Students are often quite good at memorizing and replicating definitions and concepts on exams in the context in which those definitions and concepts are taught. What many students have more difficulty with is applying the material they learn in the classroom to a broader range of scenarios. This paper presents an exercise I have devised that allows for instructors to identify this specific type of weakness. Using the website Xtranormal.com and its embedded software, I require students to create a short animated film that works basic economic concepts into the script. Students are instructed to be creative and not simply have their characters recite textbook definitions. Viewing the finished product allows one to see which concepts students understand well and which concepts students are having difficulty applying out of the context of the classroom. 

The primary motivation for this type of assignment started with the reading of Ken Bain’s book What the Best College Teachers Do (2004). In this book, Bain reports the findings of Halloun and Hestenes (1985). Halloun and Hestenes report that even students who passed a physics course with an A did not have their preconceived and wrong notions about physics change. I was curious if this was also the case for my students in a Principles of Economics class. By having my students write scenes that include the economic way of thinking I was able to find that my students do suffer from this problem. I assign this project early in the semester, which allows ample time for additional instruction and practice on the problem areas uncovered.

The secondary motivation for this assignment is that it allows me to hit many of the key areas discussed in Wargo and Vilceanu (WC) (2011). WC state that learning is fundamentally social in nature. My xtranormal assignment is a collaborative project. WC state that designated brain circuits link perception and action. By creating a short film, my students are actively engaged.
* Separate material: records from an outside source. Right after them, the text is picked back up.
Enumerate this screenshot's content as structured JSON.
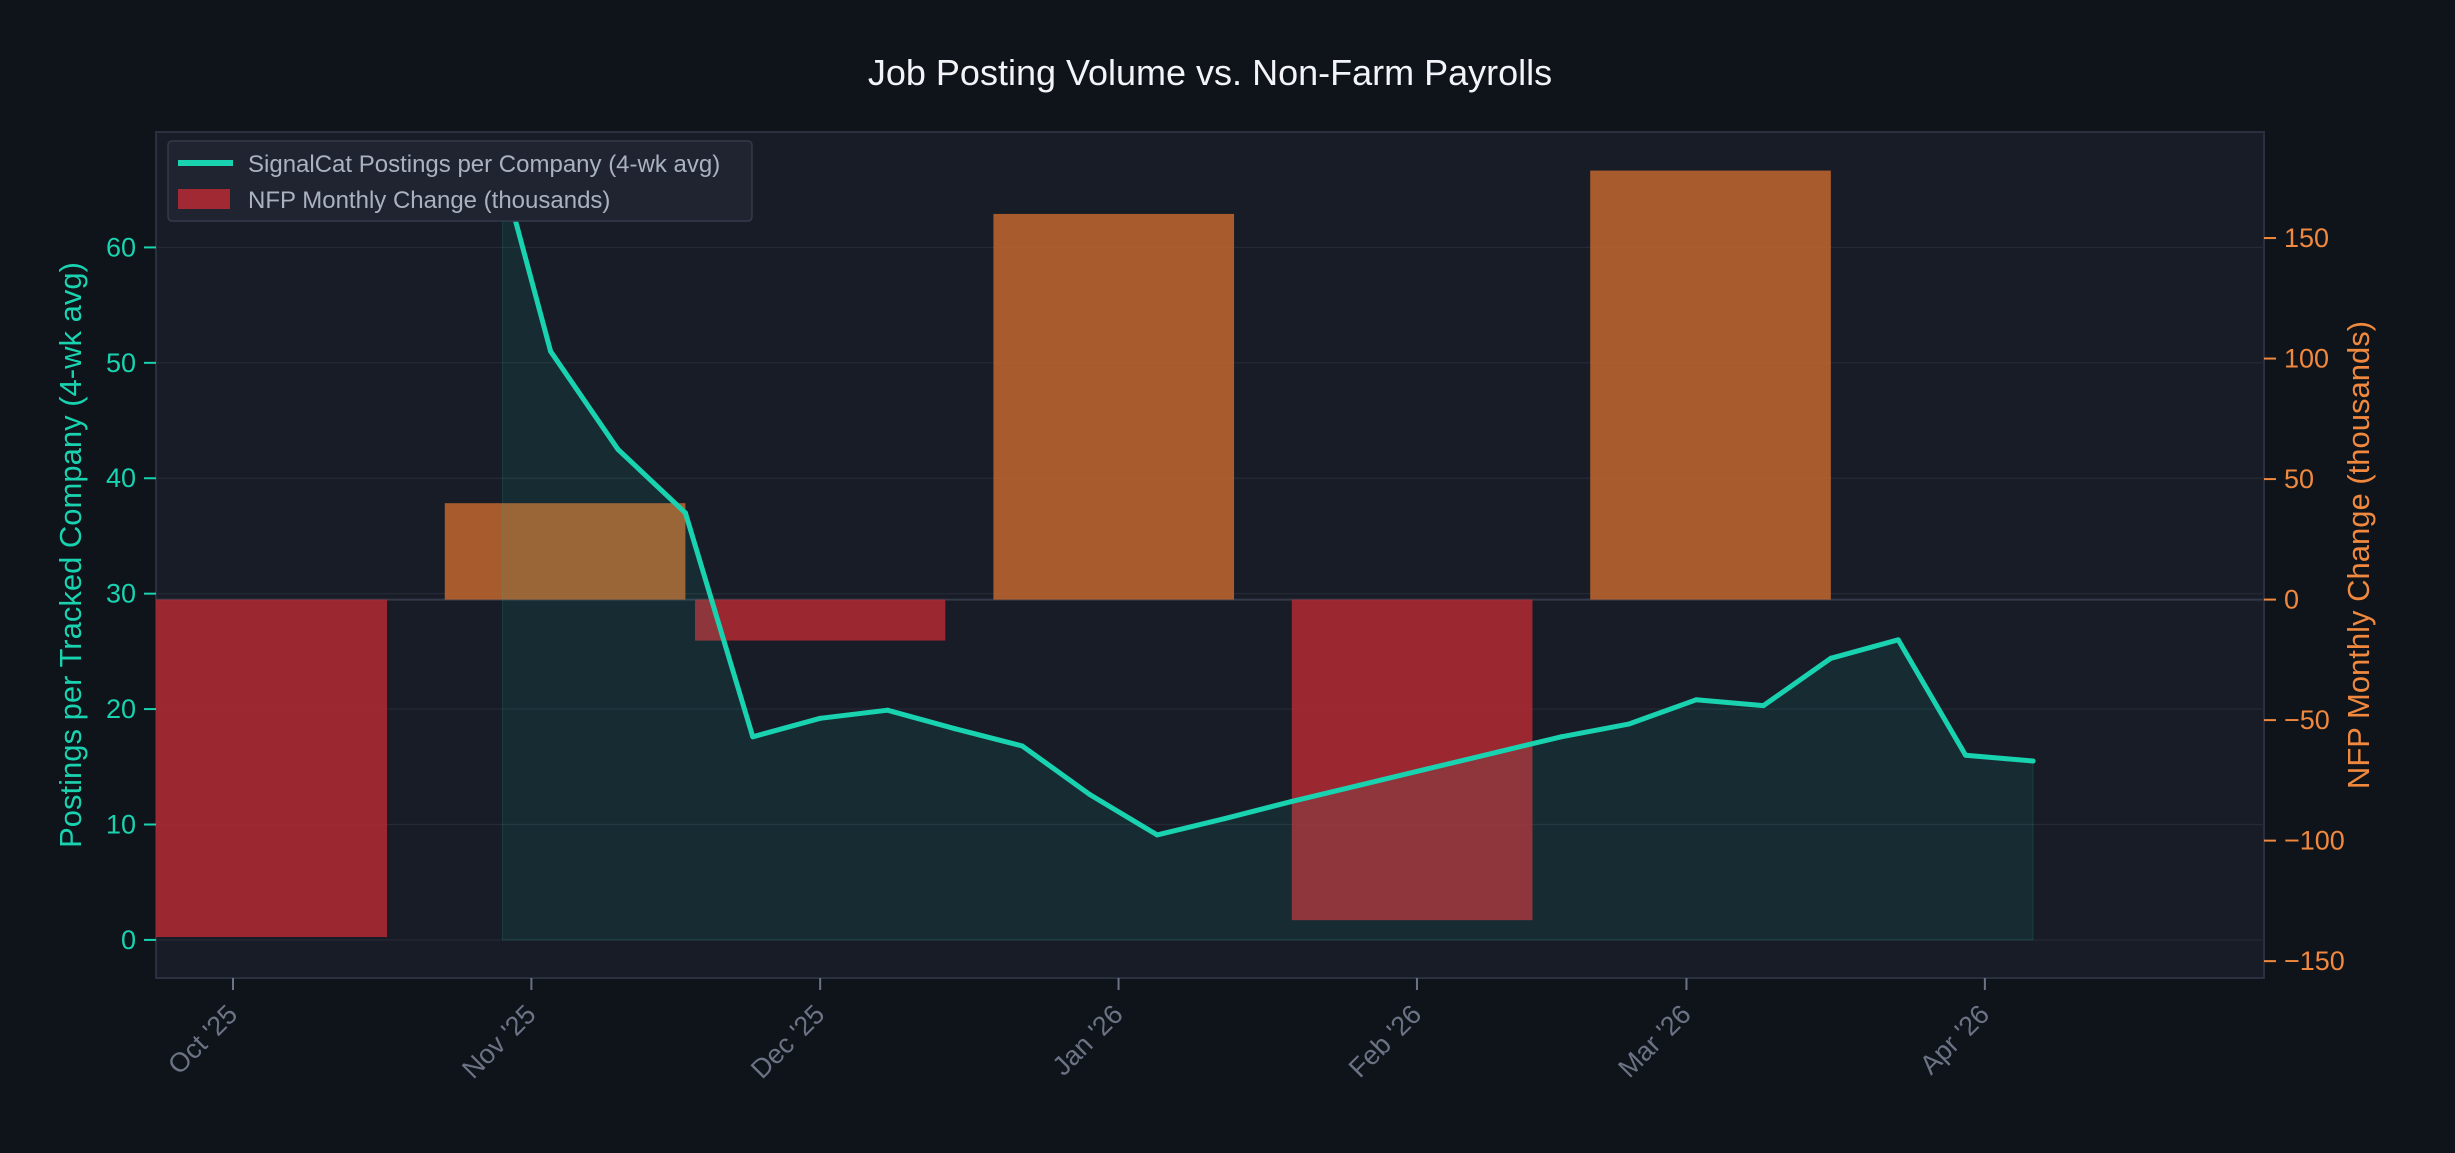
{
  "chart_data": {
    "title": "Job Posting Volume vs. Non-Farm Payrolls",
    "left_axis": {
      "label": "Postings per Tracked Company (4-wk avg)",
      "ticks": [
        "0",
        "10",
        "20",
        "30",
        "40",
        "50",
        "60"
      ],
      "tick_values": [
        0,
        10,
        20,
        30,
        40,
        50,
        60
      ],
      "range": [
        -3.3,
        70
      ],
      "color": "#19d3b0"
    },
    "right_axis": {
      "label": "NFP Monthly Change (thousands)",
      "ticks": [
        "150",
        "100",
        "50",
        "0",
        "−50",
        "−100",
        "−150"
      ],
      "tick_values": [
        150,
        100,
        50,
        0,
        -50,
        -100,
        -150
      ],
      "range": [
        -157,
        194
      ],
      "color": "#f0883e"
    },
    "x_axis": {
      "ticks": [
        "Oct '25",
        "Nov '25",
        "Dec '25",
        "Jan '26",
        "Feb '26",
        "Mar '26",
        "Apr '26"
      ],
      "tick_dates": [
        "2025-10-01",
        "2025-11-01",
        "2025-12-01",
        "2026-01-01",
        "2026-02-01",
        "2026-03-01",
        "2026-04-01"
      ],
      "range": [
        "2025-09-23",
        "2026-04-30"
      ]
    },
    "legend": {
      "placement": "top-left",
      "line_label": "SignalCat Postings per Company (4-wk avg)",
      "bar_label": "NFP Monthly Change (thousands)"
    },
    "series": [
      {
        "name": "SignalCat Postings per Company (4-wk avg)",
        "type": "line",
        "axis": "left",
        "color": "#19d3b0",
        "points": [
          {
            "date": "2025-10-29",
            "value": 66.5
          },
          {
            "date": "2025-11-03",
            "value": 51.0
          },
          {
            "date": "2025-11-10",
            "value": 42.5
          },
          {
            "date": "2025-11-17",
            "value": 37.0
          },
          {
            "date": "2025-11-24",
            "value": 17.6
          },
          {
            "date": "2025-12-01",
            "value": 19.2
          },
          {
            "date": "2025-12-08",
            "value": 19.9
          },
          {
            "date": "2025-12-15",
            "value": 18.3
          },
          {
            "date": "2025-12-22",
            "value": 16.8
          },
          {
            "date": "2025-12-29",
            "value": 12.6
          },
          {
            "date": "2026-01-05",
            "value": 9.1
          },
          {
            "date": "2026-01-12",
            "value": 10.5
          },
          {
            "date": "2026-01-19",
            "value": 12.0
          },
          {
            "date": "2026-01-26",
            "value": 13.4
          },
          {
            "date": "2026-02-02",
            "value": 14.8
          },
          {
            "date": "2026-02-09",
            "value": 16.2
          },
          {
            "date": "2026-02-16",
            "value": 17.6
          },
          {
            "date": "2026-02-23",
            "value": 18.7
          },
          {
            "date": "2026-03-02",
            "value": 20.8
          },
          {
            "date": "2026-03-09",
            "value": 20.3
          },
          {
            "date": "2026-03-16",
            "value": 24.4
          },
          {
            "date": "2026-03-23",
            "value": 26.0
          },
          {
            "date": "2026-03-30",
            "value": 16.0
          },
          {
            "date": "2026-04-06",
            "value": 15.5
          }
        ]
      },
      {
        "name": "NFP Monthly Change (thousands)",
        "type": "bar",
        "axis": "right",
        "positive_color": "#c86a30",
        "negative_color": "#b82a35",
        "bars": [
          {
            "start": "2025-09-23",
            "end": "2025-10-17",
            "value": -140
          },
          {
            "start": "2025-10-23",
            "end": "2025-11-17",
            "value": 40
          },
          {
            "start": "2025-11-18",
            "end": "2025-12-14",
            "value": -17
          },
          {
            "start": "2025-12-19",
            "end": "2026-01-13",
            "value": 160
          },
          {
            "start": "2026-01-19",
            "end": "2026-02-13",
            "value": -133
          },
          {
            "start": "2026-02-19",
            "end": "2026-03-16",
            "value": 178
          }
        ]
      }
    ]
  }
}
By viewing their own film and their classmates’ films, the students experience the learning that comes with perception. WC state that multiple retrieval and strong emotional content strengthen the path to long-term memory. My students are told to be as creative as they want (up to a PG-13 rating); and they have certainly demonstrated that they will push the bounds of this guideline. So they are definitely producing and viewing strong emotional content.

I have designed this project for my principles courses, but it is easily adaptable to nearly any topic. I have found that unleashing student creativity is both very fun and very rewarding in the amount of learning and teachable moments it produces.